Cer­tains inves­tis­seurs ont une concep­tion très exten­sive de leurs droits inalié­nables. On a pu voir récem­ment des socié­tés euro­péennes enga­ger des pour­suites contre l’augmentation du salaire mini­mum en Egypte ou contre la limi­ta­tion des émis­sions toxiques au Pérou, l’Alena ser­vant dans ce der­nier cas à pro­té­ger le droit de pol­luer du groupe amé­ri­cain Ren­co (6). Autre exemple : le géant de la ciga­rette Phi­lip Mor­ris, incom­mo­dé par les légis­la­tions anti­ta­bac de l’Uruguay et de l’Australie, a assi­gné ces deux pays devant un tri­bu­nal spé­cial. Le groupe phar­ma­ceu­tique amé­ri­cain Eli Lil­ly entend se faire jus­tice face au Cana­da, cou­pable d’avoir mis en place un sys­tème de bre­vets qui rend cer­tains médi­ca­ments plus abor­dables. Le four­nis­seur d’électricité sué­dois Vat­ten­fall réclame plu­sieurs mil­liards d’euros à l’Allemagne pour son « tour­nant éner­gé­tique », qui encadre plus sévè­re­ment les cen­trales à char­bon et pro­met une sor­tie du nucléaire.

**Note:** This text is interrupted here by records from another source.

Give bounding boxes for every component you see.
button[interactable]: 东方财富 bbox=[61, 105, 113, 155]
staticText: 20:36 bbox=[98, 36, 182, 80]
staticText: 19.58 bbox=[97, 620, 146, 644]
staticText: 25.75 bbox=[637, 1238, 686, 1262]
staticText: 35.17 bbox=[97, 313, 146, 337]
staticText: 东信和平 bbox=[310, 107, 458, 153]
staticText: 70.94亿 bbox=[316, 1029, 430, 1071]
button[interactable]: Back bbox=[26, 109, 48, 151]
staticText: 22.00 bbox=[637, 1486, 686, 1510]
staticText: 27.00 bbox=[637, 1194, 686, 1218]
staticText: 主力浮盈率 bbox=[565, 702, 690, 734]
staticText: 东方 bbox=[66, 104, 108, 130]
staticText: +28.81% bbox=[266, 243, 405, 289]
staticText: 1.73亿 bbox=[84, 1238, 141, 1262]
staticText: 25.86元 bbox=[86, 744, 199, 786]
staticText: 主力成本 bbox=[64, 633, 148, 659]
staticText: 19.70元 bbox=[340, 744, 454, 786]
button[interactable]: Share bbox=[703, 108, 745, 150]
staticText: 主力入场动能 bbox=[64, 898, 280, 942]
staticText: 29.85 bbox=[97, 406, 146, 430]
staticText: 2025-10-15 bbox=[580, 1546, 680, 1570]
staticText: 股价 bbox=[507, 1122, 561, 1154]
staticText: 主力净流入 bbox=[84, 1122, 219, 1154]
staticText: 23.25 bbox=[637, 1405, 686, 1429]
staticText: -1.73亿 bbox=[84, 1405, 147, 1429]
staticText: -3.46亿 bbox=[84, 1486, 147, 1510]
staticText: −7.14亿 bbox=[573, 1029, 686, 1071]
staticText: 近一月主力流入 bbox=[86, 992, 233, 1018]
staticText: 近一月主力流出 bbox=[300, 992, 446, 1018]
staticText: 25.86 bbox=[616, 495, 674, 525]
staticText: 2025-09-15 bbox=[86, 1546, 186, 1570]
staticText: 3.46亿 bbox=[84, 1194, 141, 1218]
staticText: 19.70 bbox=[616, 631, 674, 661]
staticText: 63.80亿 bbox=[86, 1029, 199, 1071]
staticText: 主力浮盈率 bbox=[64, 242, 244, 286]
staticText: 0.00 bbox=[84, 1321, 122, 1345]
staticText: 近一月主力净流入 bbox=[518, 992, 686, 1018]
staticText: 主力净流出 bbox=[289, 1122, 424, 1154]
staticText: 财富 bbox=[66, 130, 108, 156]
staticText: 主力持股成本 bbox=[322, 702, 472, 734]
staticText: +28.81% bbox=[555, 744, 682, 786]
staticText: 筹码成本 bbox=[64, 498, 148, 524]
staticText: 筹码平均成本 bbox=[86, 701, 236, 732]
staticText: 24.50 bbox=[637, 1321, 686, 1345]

Il n’y a pas de limite aux péna­li­tés qu’un tri­bu­nal peut infli­ger à un État au béné­fice d’une mul­ti­na­tio­nale. Il y a un an, l’Équateur s’est vu condam­né à ver­ser la somme record de 2 mil­liards d’euros à une com­pa­gnie pétro­lière (7). Même lorsque les gou­ver­ne­ments gagnent leur pro­cès, ils doivent s’acquitter de frais de jus­tice et de com­mis­sions diverses qui atteignent en moyenne 8 mil­lions de dol­lars par dos­sier, gas­pillés au détri­ment du citoyen. Moyen­nant quoi les pou­voirs publics pré­fèrent sou­vent négo­cier avec le plai­gnant que plai­der leur cause au tri­bu­nal. L’État cana­dien s’est ain­si épar­gné une convo­ca­tion à la barre en abro­geant hâti­ve­ment l’interdiction d’un addi­tif toxique uti­li­sé par l’industrie pétrolière.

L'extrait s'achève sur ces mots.